To find the area of sector MNP in circle N, we can use the formula for the area of a sector, which is given by:
\[ \text{Area of Sector} = \frac{\theta}{360^\circ} \times \pi r^2 \]
where \(\theta\) is the angle of the sector in degrees and \(r\) is the radius of the circle.
In this case, we have:
- \(\theta = 124^\circ\)
- The distance \(MN = 13\) can be interpreted as the radius \(r\) of the circle.
Now, substitute the known values into the formula:
\[ \text{Area of Sector} = \frac{124}{360} \times \pi \times 13^2 \]
Calculating \(13^2\):
\[ 13^2 = 169 \]
Now substituting that back into the formula:
\[ \text{Area of Sector} = \frac{124}{360} \times \pi \times 169 \]

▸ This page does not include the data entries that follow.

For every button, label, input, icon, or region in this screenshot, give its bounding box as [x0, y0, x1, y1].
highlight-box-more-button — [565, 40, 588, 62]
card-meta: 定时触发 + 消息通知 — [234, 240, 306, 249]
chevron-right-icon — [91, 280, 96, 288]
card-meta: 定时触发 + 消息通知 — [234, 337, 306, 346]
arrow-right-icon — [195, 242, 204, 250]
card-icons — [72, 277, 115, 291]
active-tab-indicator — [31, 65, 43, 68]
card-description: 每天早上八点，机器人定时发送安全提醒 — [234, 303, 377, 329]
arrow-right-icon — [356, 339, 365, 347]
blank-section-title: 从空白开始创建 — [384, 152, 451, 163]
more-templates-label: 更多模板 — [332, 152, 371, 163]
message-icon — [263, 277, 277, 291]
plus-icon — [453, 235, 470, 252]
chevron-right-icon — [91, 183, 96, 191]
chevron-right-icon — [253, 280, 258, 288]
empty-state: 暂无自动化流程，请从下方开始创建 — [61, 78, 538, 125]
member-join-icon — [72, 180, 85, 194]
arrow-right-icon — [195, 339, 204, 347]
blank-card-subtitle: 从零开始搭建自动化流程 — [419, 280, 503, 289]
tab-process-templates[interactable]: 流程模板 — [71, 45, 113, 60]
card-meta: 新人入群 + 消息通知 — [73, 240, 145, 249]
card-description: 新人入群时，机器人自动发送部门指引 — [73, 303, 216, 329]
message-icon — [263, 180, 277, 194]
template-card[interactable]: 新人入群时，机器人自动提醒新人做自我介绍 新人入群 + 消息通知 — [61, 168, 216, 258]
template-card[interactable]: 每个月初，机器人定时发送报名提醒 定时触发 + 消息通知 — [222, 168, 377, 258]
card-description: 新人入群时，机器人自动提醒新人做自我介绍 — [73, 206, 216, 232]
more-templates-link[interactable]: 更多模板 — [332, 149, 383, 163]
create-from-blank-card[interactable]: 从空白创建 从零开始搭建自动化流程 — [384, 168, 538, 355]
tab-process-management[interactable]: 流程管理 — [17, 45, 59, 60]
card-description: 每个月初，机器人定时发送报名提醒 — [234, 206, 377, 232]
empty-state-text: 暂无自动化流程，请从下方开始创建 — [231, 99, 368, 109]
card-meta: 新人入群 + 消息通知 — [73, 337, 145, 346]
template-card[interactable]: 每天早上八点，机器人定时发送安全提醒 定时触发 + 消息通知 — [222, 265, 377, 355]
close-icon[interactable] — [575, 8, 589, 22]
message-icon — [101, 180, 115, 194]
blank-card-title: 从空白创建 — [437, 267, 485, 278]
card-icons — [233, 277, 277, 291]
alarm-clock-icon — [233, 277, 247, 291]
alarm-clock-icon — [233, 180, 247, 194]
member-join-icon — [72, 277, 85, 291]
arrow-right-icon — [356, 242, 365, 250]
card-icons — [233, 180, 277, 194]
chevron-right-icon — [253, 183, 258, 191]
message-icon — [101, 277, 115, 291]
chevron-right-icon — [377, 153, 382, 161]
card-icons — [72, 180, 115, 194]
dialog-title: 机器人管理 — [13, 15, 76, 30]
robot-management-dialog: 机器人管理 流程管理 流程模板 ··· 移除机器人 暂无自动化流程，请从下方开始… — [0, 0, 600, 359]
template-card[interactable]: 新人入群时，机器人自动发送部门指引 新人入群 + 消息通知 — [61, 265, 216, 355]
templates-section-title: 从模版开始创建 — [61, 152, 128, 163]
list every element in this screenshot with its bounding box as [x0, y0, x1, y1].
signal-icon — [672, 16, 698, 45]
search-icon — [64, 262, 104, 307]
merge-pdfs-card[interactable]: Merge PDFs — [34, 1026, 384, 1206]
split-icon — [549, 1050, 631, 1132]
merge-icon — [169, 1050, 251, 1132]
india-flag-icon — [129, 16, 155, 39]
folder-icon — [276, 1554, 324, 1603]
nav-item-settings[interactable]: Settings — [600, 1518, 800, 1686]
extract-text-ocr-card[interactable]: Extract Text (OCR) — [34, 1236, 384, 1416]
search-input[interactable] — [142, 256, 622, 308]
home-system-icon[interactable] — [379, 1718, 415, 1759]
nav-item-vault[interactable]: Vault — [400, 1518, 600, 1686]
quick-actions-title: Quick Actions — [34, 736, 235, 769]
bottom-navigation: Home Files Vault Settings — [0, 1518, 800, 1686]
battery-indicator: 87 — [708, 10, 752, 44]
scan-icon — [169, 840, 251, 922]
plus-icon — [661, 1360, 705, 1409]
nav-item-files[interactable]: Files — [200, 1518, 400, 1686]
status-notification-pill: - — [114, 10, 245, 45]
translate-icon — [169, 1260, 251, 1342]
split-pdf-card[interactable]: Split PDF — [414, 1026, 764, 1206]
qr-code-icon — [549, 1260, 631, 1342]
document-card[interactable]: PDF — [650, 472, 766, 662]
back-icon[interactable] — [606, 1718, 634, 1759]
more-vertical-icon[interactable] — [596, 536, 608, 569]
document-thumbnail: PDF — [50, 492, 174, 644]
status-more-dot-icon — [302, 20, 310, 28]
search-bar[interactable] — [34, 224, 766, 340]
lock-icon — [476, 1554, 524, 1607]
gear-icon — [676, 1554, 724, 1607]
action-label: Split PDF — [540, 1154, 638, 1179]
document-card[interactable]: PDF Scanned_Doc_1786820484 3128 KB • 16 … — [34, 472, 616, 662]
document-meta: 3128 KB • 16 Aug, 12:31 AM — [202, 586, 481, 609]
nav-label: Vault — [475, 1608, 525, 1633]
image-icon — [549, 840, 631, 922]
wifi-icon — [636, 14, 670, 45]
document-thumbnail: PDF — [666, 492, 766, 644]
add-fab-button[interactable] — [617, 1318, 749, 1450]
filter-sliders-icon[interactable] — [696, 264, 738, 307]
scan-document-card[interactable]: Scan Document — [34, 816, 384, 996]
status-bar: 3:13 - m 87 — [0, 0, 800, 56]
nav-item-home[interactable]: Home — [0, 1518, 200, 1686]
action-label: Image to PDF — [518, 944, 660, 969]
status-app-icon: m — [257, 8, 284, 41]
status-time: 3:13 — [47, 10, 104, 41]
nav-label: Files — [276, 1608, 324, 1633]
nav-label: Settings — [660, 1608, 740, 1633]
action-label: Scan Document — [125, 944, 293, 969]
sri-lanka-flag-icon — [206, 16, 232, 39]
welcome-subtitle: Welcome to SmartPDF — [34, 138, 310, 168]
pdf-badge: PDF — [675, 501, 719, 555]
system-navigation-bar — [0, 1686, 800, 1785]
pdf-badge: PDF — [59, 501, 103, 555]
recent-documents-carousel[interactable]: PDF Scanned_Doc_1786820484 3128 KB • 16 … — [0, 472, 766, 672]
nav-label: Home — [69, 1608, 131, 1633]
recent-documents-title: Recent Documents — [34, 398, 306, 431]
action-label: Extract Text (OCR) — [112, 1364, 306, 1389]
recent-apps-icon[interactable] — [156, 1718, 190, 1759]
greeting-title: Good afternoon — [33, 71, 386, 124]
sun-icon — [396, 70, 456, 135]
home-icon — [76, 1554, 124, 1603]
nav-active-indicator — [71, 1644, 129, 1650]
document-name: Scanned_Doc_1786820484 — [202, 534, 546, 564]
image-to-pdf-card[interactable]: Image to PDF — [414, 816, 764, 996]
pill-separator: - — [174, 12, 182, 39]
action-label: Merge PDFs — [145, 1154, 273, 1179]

First, simplify \(\frac{124}{360}\):
\[ \frac{124}{360} = \frac{31}{90} \quad \text{(dividing both by 4)} \]
Now the area becomes:
\[ \text{Area of Sector} = \frac{31}{90} \times \pi \times 169 \]
Now, calculate the numerical value:
\[ \text{Area of Sector} \approx \frac{31}{90} \times 3.14159 \times 169 \]
First calculate \(\frac{31}{90} \times 169\):
\[ \frac{31 \times 169}{90} \approx \frac{5239}{90} \approx 58.7667 \]
Now multiply by \(\pi\):
\[ \text{Area of Sector} \approx 58.7667 \times 3.14159 \approx 184.629 \]
Rounding to the nearest hundredth:
\[ \text{Area of Sector} \approx 184.63 \]
Thus, the area of sector MNP is approximately \(\boxed{184.63}\).